Making water available in any given rural school in Kenya means a life-changing situation. Its impact is great in that it affects behavior change in a school, and improves the health of children through the reduction of water-borne diseases, thus lowering absenteeism of pupils that translating to improved academic performance through retention of pupils in schools.
The Rotary Club of Nkubu identified this need in a number of schools where only 21 were listed as a matter of priority. The project intends to increase access to clean and safe water for drinking by pupils and teachers, it also intends to improve sanitation services and hygiene practices through behavior change training. The initiative was also intended to improve academic performances through students’ retention and increased transition. Another objective was to reduce water-borne diseases in school-going children through water treatment and hygiene practices. The project was funded by Kshs6,836,802  from Rotary and kshs238,248 other contributions from the club and partners like the community, Running water International, Ministry of education, and ministry of water.
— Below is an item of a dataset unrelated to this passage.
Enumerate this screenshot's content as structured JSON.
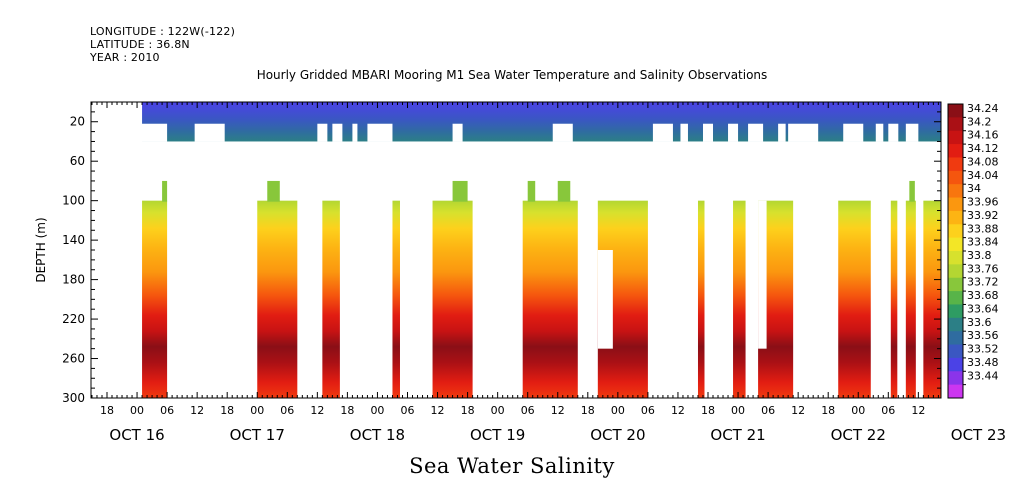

For many years the pupils and students from the targeted 21 schools had not seen or enjoyed safe water for drinking from within their school compound. Handwashing water was equally rare or unavailable altogether since pupils were carrying their own little water from home in small bottles. The clean water for schools projects made the dreams of pupils, teaching, and nonteaching staff come true through the provision of clean safe water, not only for drinking but also for hand washing.
The project has reached a total of 6755 pupils and students from 21 schools with 438,000 liters of water collected through the water tanks and gutter systems installed by the project, together with handwashing buckets. In the targeted schools, the pupils and students are no longer carrying water from their homes in bottles. The schools have recorded high retention of children and improved performance as the time used to look for and fetch water is being used for learning and co-curriculum activities. Moreover, the schools have reported reduced infection of water-borne diseases, improved cleanliness in classrooms and students as well as improved hand washing practices. Some schools have established kitchen gardens for vegetable and flower gardens in schools.